Fathers, who haven’t been divorced, are [insert unfair, generalizing, controversial, upsetting statement].
Weekdays: Get up, go to work, come home, go to bed.
Weekends: Work on something, hang out with friends.
Oh! Don’t forget to play with your kids. But when does it happen? After work? Before dinner, after dinner? Before bed?
Before getting divorced, as the “bread winner”, (I still have yet to “win” any bread…just saying) I was unable to play with my kids from 8-5, because of work, 7-6, to include getting ready and drive time. I would play with them while dinner was being made, unless I was making it, but at their age, it was more often damage control rather than stimulating play time. Put in the swing, take out of the swing, put in the crib, take out of crib, find pacifier, insert pacifier, change didy widy, bounce on knee, rinse, repeat. My fathering skills were, classic, “traditional Dad”; Don’t show love, emotion, swoop in when there is upset, over correct bad behavior, when it’s convenient (proximity), lay down the law, or hold the baby for a second. On weekends, I was usually busy doing something else, and interaction with my kids was generally only when I had to hold them.

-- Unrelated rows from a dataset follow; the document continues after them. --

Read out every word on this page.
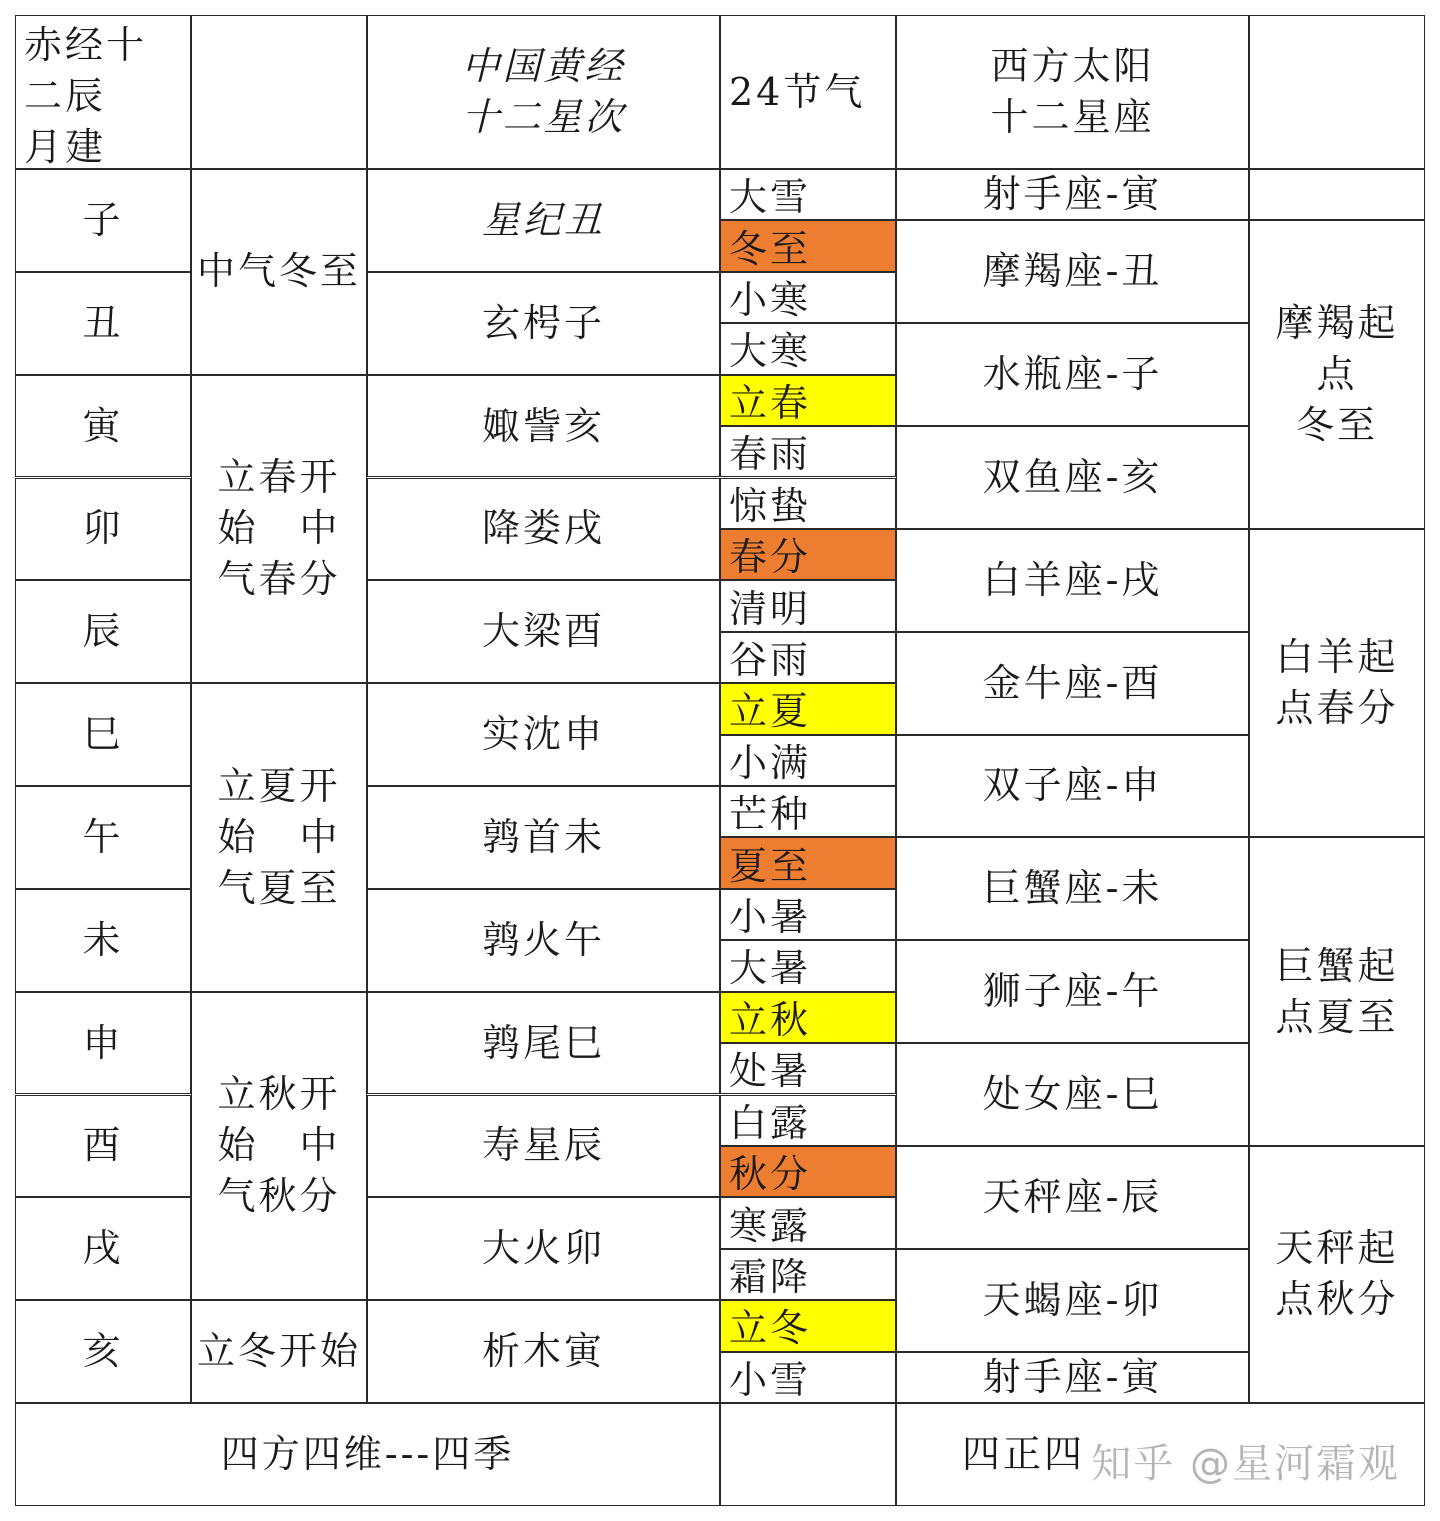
赤经十
二辰
月建
中国黄经
十二星次
24节气
西方太阳
十二星座
子
丑
寅
卯
辰
巳
午
未
申
酉
戌
亥
中气冬至
立春开
始　中
气春分
立夏开
始　中
气夏至
立秋开
始　中
气秋分
立冬开始
星纪丑
玄枵子
娵訾亥
降娄戌
大梁酉
实沈申
鹑首未
鹑火午
鹑尾巳
寿星辰
大火卯
析木寅
大雪
冬至
小寒
大寒
立春
春雨
惊蛰
春分
清明
谷雨
立夏
小满
芒种
夏至
小暑
大暑
立秋
处暑
白露
秋分
寒露
霜降
立冬
小雪
射手座-寅
摩羯座-丑
水瓶座-子
双鱼座-亥
白羊座-戌
金牛座-酉
双子座-申
巨蟹座-未
狮子座-午
处女座-巳
天秤座-辰
天蝎座-卯
射手座-寅
摩羯起
点
冬至
白羊起
点春分
巨蟹起
点夏至
天秤起
点秋分
四方四维---四季	四正四 知乎 @星河霜观
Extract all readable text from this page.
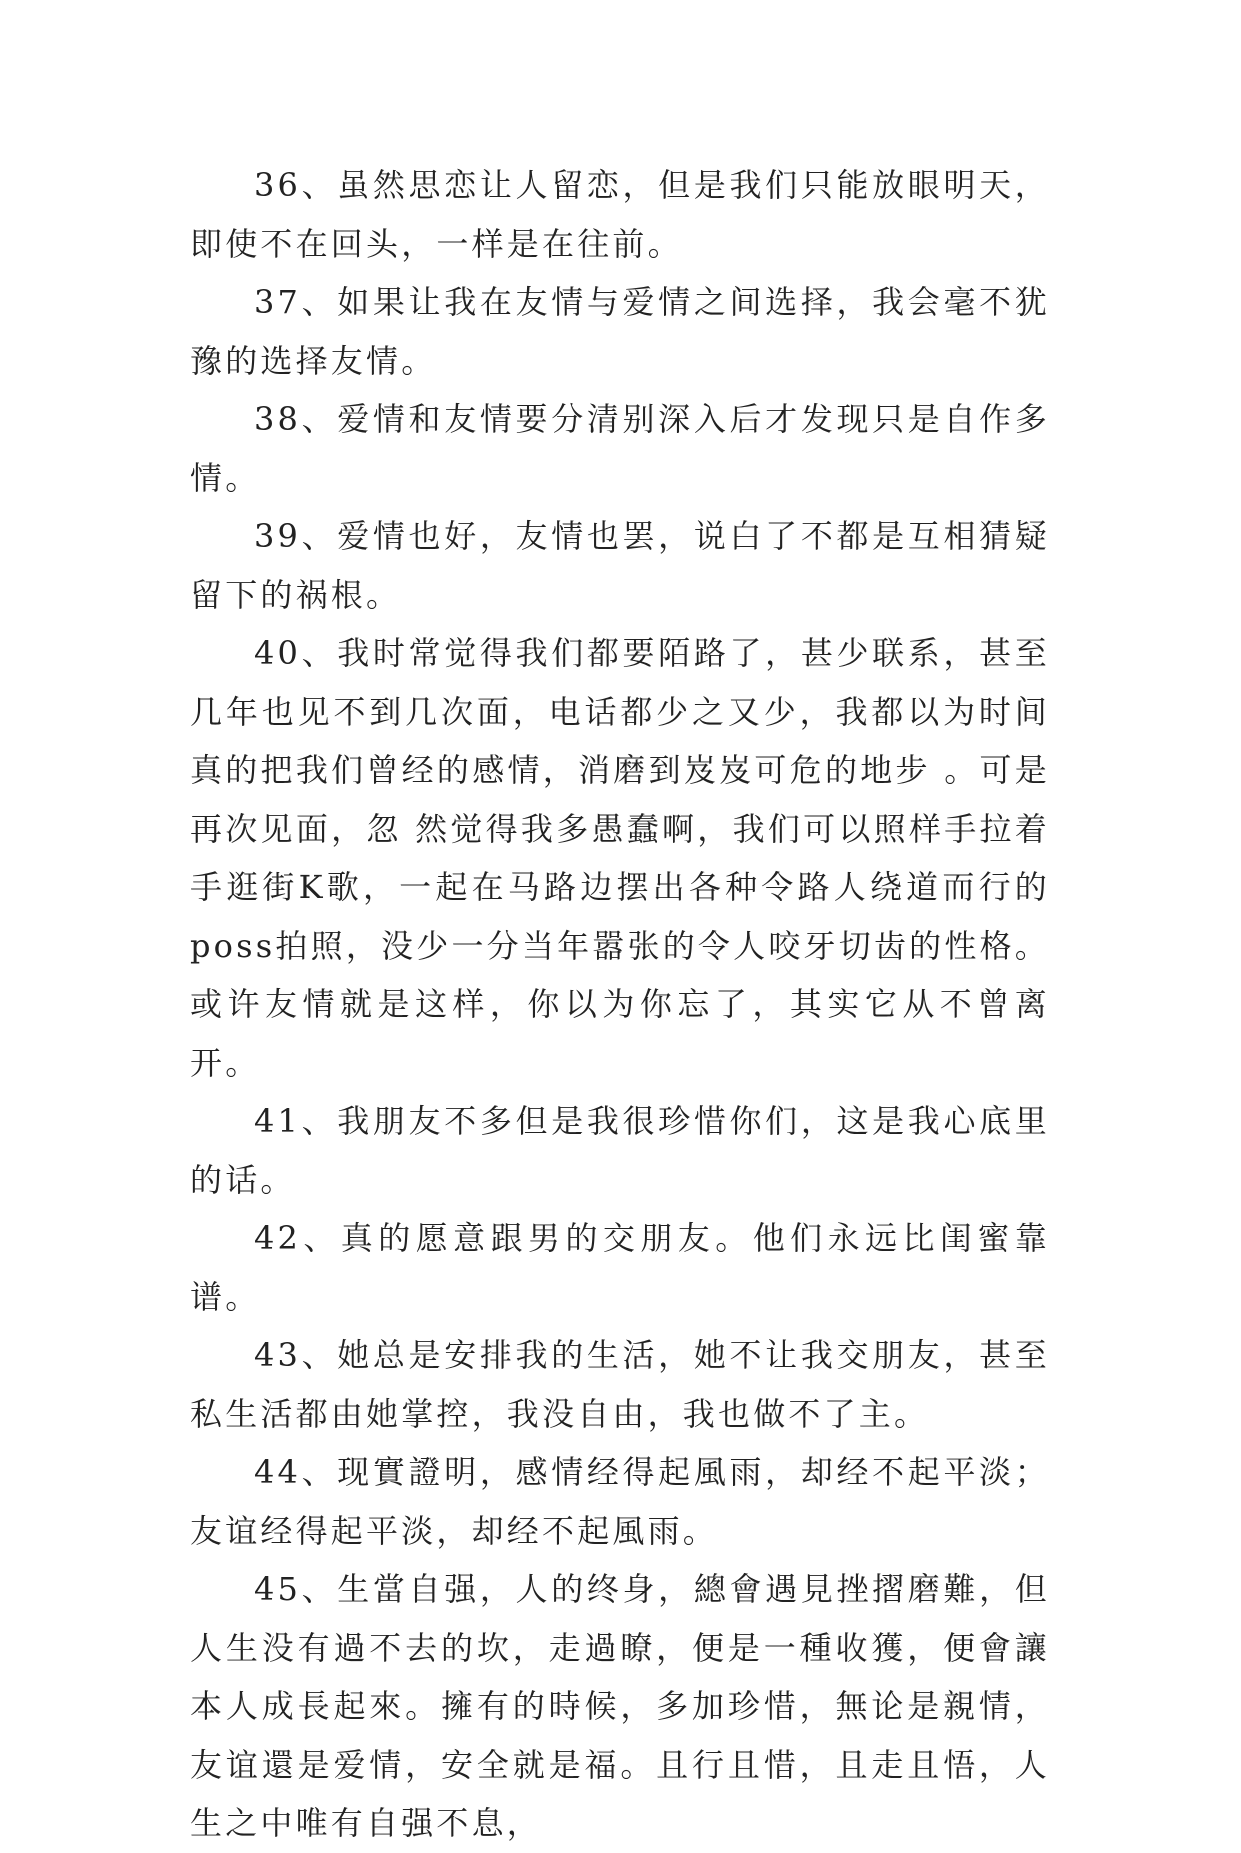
36、虽然思恋让人留恋，但是我们只能放眼明天，即使不在回头，一样是在往前。

37、如果让我在友情与爱情之间选择，我会毫不犹豫的选择友情。

38、爱情和友情要分清别深入后才发现只是自作多情。

39、爱情也好，友情也罢，说白了不都是互相猜疑留下的祸根。

40、我时常觉得我们都要陌路了，甚少联系，甚至几年也见不到几次面，电话都少之又少，我都以为时间真的把我们曾经的感情，消磨到岌岌可危的地步 。可是再次见面，忽 然觉得我多愚蠢啊，我们可以照样手拉着手逛街K歌，一起在马路边摆出各种令路人绕道而行的poss拍照，没少一分当年嚣张的令人咬牙切齿的性格。或许友情就是这样，你以为你忘了，其实它从不曾离开。

41、我朋友不多但是我很珍惜你们，这是我心底里的话。

42、真的愿意跟男的交朋友。他们永远比闺蜜靠谱。

43、她总是安排我的生活，她不让我交朋友，甚至私生活都由她掌控，我没自由，我也做不了主。

44、现實證明，感情经得起風雨，却经不起平淡；友谊经得起平淡，却经不起風雨。

45、生當自强，人的终身，總會遇見挫摺磨難，但人生没有過不去的坎，走過瞭，便是一種收獲，便會讓本人成長起來。擁有的時候，多加珍惜，無论是親情，友谊還是爱情，安全就是福。且行且惜，且走且悟，人生之中唯有自强不息，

Then, it was time to fix life. Divorce felt inevitable at a certain point. Life in, life out, fight after fight. And then, one pivotal conversation flushed our lives into the ever-spinning toilet of divorce. An apt metaphor on many levels if you really think about it. Ever felt great after using the toilet? Yeah, then you get the reference. Turmoil, pain, fighting, chaos. Making the decision is easy. It’s dealing with the fact that your kids won’t always be there, anymore, that is gut wrenching. That’s the true decision. Do I put up with this abuse spewing cuntcano psychopath for another 16 years and still see my kids everyday, or do I end the madness and settle for less time with my kids. I can’t find a good way to illustrate the weeks of confusion and difficulty involved with making the final call. In the end, obviously, I made the decision, got the bumper sticker; ”This car climbed Mt. Cuntcano”. Moving on.
During the divorce you just, stare. Constantly. Everywhere you go. Nothing smells, or tastes. It just is. Except for a few short hours each week.
For a few hours, two days during the week, and every other weekend, I have the pleasure of hanging out with two, bubbly, happy, human beings, painting life back into color. ”Holding the baby” is now an experience; warm, soft, squirmy. You notice and feel eye contact, little microscopic facial hair, specks in the iris of the left eye. You remember the grip strength of four fingers and a thumb wrapped around a finger. Stuffed animal forts are something you build with them, not something you remark “that looks nice dear”. Every second is slurped up and savored. I was there, both physically, and emotionally. I was it, the “one”.
I was Mom and Dad.
I was the whole shooting match, their entire world. For “half” of the time. This changed me instantly, from a spectator, to the coach. This “game” depended on me to make the right calls, develop great plays, run solid practices. I felt this very powerful shift away from being “proverbial Dad” to who I am now.
It is possible that some of these things I was, back then, are due to the shell of a person I had become, due to the relationship I was in. I could have been “father autopilot” based on the relationship, and if given the chance to have children for the first time in a full, healthy relationship, things would have been different. How many people do you know are in “perfect relationships”? Probably a handful. I’ll give humans that much credit, there are some really great relationships out there. Especially ones that nurture, life in kids. But for all the bad ones that are still together, (and always might be, for better or for worse), please at least put your energy into thinking about how awesome you are parenting, or could be.
It’s been 6 years and I still guard my time with my kids. I still jockey for more time with them, around every holiday and vacation. I still don’t schedule anything on the days I have them. And I always will.